Entre el resto de los pasajeros una de sus preferidas era la ejecutiva de minifaldas imposibles, una cincuentañera que mostraba orgullosa sus bronceadas piernas, consciente como era del último reducto de su cuerpo que el paso del tiempo aún no había dañado. Ella le inspiraba las historias más eróticas. Le entretenían también las dos asistentas cuarentonas que, a base de tantas confidencias, habían terminado por mimetizarse: mismo tinte, misma talla de ropa y misma carcajada contagiosa. De entre los hombres, se sentía fascinada por el chico sordo que tan sutilmente flirteaba con la pelirroja de Tafira Alta. Se comunicaban escribiendo frases en un cuaderno que, obviamente, ella no se había podido resistir a leer.
Luego estaba él, siempre con la sonrisa dibujada en su cara, su caminar seguro y mirada novelera. Subía en el Monopol, se sentaba dos asientos por delante y bajaban juntos. Le había adjudicado varias profesiones. Un día era profesor universitario; otros, diseñador gráfico o veterinario, aunque, por la mucha gente a la que saludaba y la admiración con la que le respondían, hubiera puesto la mano en el fuego a que era un político local. Con el año académico a punto de acabar un día lo encontró en el muro del Facebook de una amiga. Se llamaba Salvador Guerra, o así lo bautizó ella, incapaz como era de memorizar un nombre más allá de la primera letra. Al lado de su foto, que reconoció enseguida, leyó su comentario: “No puedo ir. Estaré presentando mi nuevo libro a la misma hora en la Feria del Libro". Quedó sorprendida, lo de escritor nunca estuvo entre sus acertijos.

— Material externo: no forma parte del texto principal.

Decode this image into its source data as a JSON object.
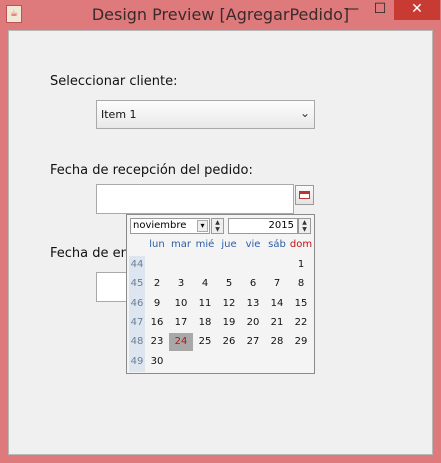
{
  "window": {
    "title": "Design Preview [AgregarPedido]",
    "min": "—",
    "max": "☐",
    "close": "✕",
    "icon": "java-icon"
  },
  "form": {
    "cliente_label": "Seleccionar cliente:",
    "cliente_value": "Item 1",
    "fecha_recepcion_label": "Fecha de recepción del pedido:",
    "fecha_entrega_label": "Fecha de en"
  },
  "calendar": {
    "month": "noviembre",
    "year": "2015",
    "weekdays": [
      "lun",
      "mar",
      "mié",
      "jue",
      "vie",
      "sáb",
      "dom"
    ],
    "weeks": [
      {
        "num": "44",
        "days": [
          "",
          "",
          "",
          "",
          "",
          "",
          "1"
        ]
      },
      {
        "num": "45",
        "days": [
          "2",
          "3",
          "4",
          "5",
          "6",
          "7",
          "8"
        ]
      },
      {
        "num": "46",
        "days": [
          "9",
          "10",
          "11",
          "12",
          "13",
          "14",
          "15"
        ]
      },
      {
        "num": "47",
        "days": [
          "16",
          "17",
          "18",
          "19",
          "20",
          "21",
          "22"
        ]
      },
      {
        "num": "48",
        "days": [
          "23",
          "24",
          "25",
          "26",
          "27",
          "28",
          "29"
        ]
      },
      {
        "num": "49",
        "days": [
          "30",
          "",
          "",
          "",
          "",
          "",
          ""
        ]
      }
    ],
    "selected": "24"
  }
}
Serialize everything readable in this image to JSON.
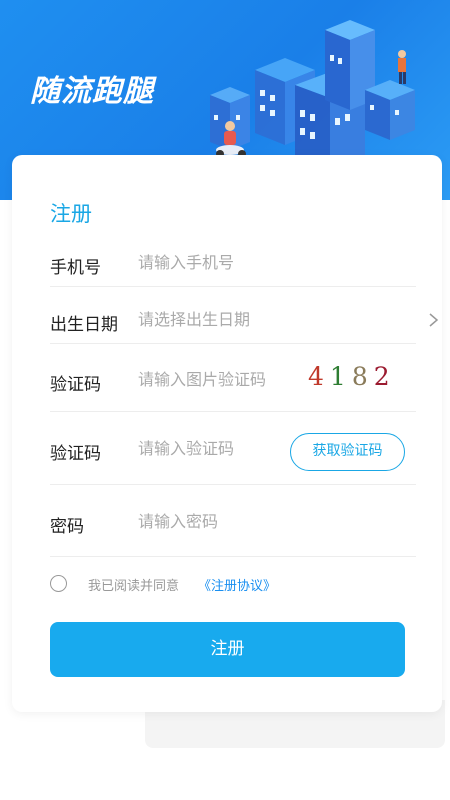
{
  "header": {
    "app_name": "随流跑腿",
    "bg_color": "#1a8ff0"
  },
  "form": {
    "title": "注册",
    "phone": {
      "label": "手机号",
      "placeholder": "请输入手机号"
    },
    "birthdate": {
      "label": "出生日期",
      "placeholder": "请选择出生日期",
      "icon": "chevron-right-icon"
    },
    "image_captcha": {
      "label": "验证码",
      "placeholder": "请输入图片验证码",
      "digits": [
        {
          "char": "4",
          "color": "#c0392b"
        },
        {
          "char": "1",
          "color": "#2e7d32"
        },
        {
          "char": "8",
          "color": "#8a7b5a"
        },
        {
          "char": "2",
          "color": "#9b1b30"
        }
      ]
    },
    "sms_code": {
      "label": "验证码",
      "placeholder": "请输入验证码",
      "button": "获取验证码"
    },
    "password": {
      "label": "密码",
      "placeholder": "请输入密码"
    },
    "agreement": {
      "text": "我已阅读并同意",
      "link": "《注册协议》"
    },
    "submit": "注册"
  },
  "colors": {
    "accent": "#1aa7e5",
    "button": "#18aaee",
    "link": "#1a8ff0"
  }
}
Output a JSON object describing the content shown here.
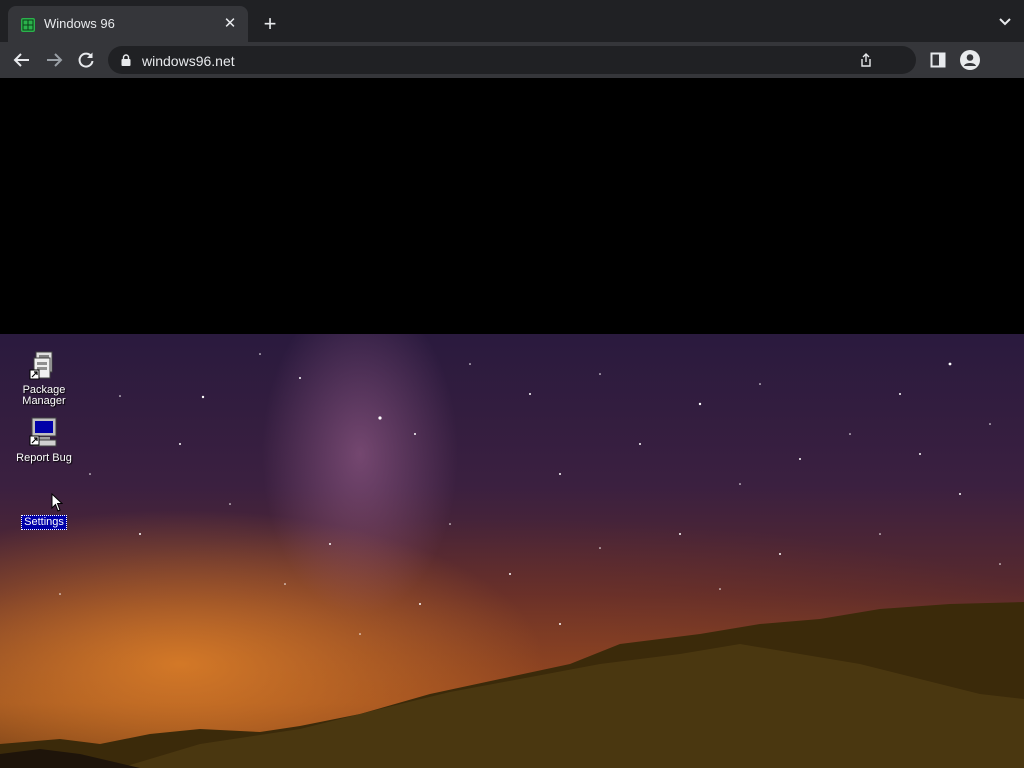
{
  "browser": {
    "tab": {
      "title": "Windows 96",
      "favicon": "windows96-favicon-icon"
    },
    "new_tab_label": "+",
    "close_tab_label": "✕",
    "address": {
      "url": "windows96.net"
    }
  },
  "desktop": {
    "icons": [
      {
        "label": "Package Manager",
        "icon": "package-manager-icon",
        "selected": false
      },
      {
        "label": "Report Bug",
        "icon": "computer-icon",
        "selected": false
      },
      {
        "label": "Settings",
        "icon": "settings-icon",
        "selected": true
      }
    ]
  },
  "colors": {
    "chrome_dark": "#202124",
    "chrome_toolbar": "#35363a",
    "selection_blue": "#0000a8"
  }
}
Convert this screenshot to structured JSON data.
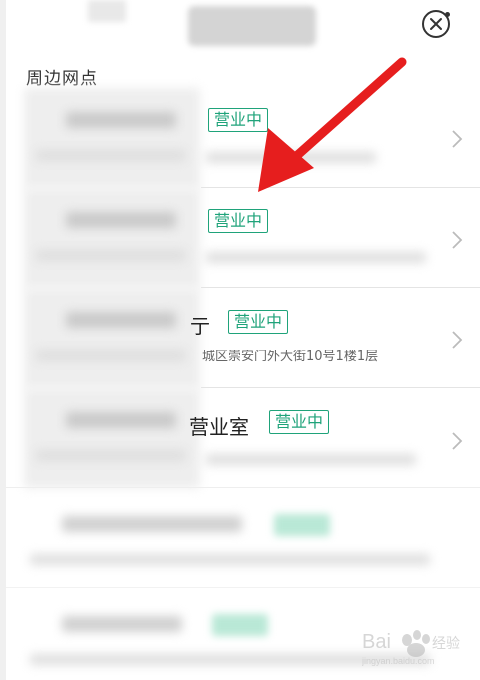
{
  "header": {
    "title_blurred": true,
    "close_icon": "close-circle-icon"
  },
  "section_title": "周边网点",
  "list": {
    "items": [
      {
        "status": "营业中",
        "name_blurred": true
      },
      {
        "status": "营业中",
        "name_blurred": true
      },
      {
        "name_suffix": "亍",
        "status": "营业中",
        "address_tail": "城区崇安门外大街10号1楼1层"
      },
      {
        "name_suffix": "营业室",
        "status": "营业中"
      },
      {
        "name_blurred": true
      },
      {
        "name_blurred": true
      }
    ]
  },
  "annotation": {
    "arrow_color": "#e61e1e"
  },
  "colors": {
    "status_green": "#1fa37a",
    "background": "#ffffff"
  },
  "watermark": {
    "text_top": "Bai",
    "text_side": "经验",
    "text_bottom": "jingyan.baidu.com"
  }
}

En los días siguientes un indiscreto Google le revelaría el resto, y quedó asombrada con las muchas coincidencias que compartía con él, aunque con las lógicas diferencias. La de él había sido una infancia con sabor a campo, a nísperos y a gofio, mientras que la de ella estuvo repartida entre el desierto del Sáhara y un Madrid post-Franco con sabor a horchata y magdalenas, pero ambos se recordaban felices. Con apenas unos meses de diferencia habían nacido en la misma ciudad, los dos habían estudiado en la Complutense y hasta habían frecuentado los mismos tugurios en la Malasaña de los ochenta. Él leía sus primeros poemas en el café Manuela, el mismo donde ella iba a escuchar los versos que su primer amor le dedicaba. Incluso habían elegido las mismas ciudades europeas en busca de sus primeras aventuras extranjeras. Intrigada por tanta casualidad, decidió acudir a la feria donde él presentaba un pequeño libro de relatos. Fue a la caseta donde tenía lugar la presentación y le escuchó hablar por primera vez. Al acabar se compró el libro, se sentó en un banco del parque y no se movió hasta que terminó de leer la última página. Ya era casi media noche cuando lo acabó y en ese mismo instante tomó la decisión. Volvió a casa, encendió el ordenador y eliminó su cuenta de esa red social que con los años se le antojaba menos social y más red. No podía permitirse distracciones en su nuevo reto. A partir de ese momento compartiría con Salvador algo más. Se había propuesto encontrar palabras que dieran forma a tantas ideas mudas. Y lo primero que escribió fue ese sustantivo inglés para el que aún no había encontrado traducción: ‘commuters’.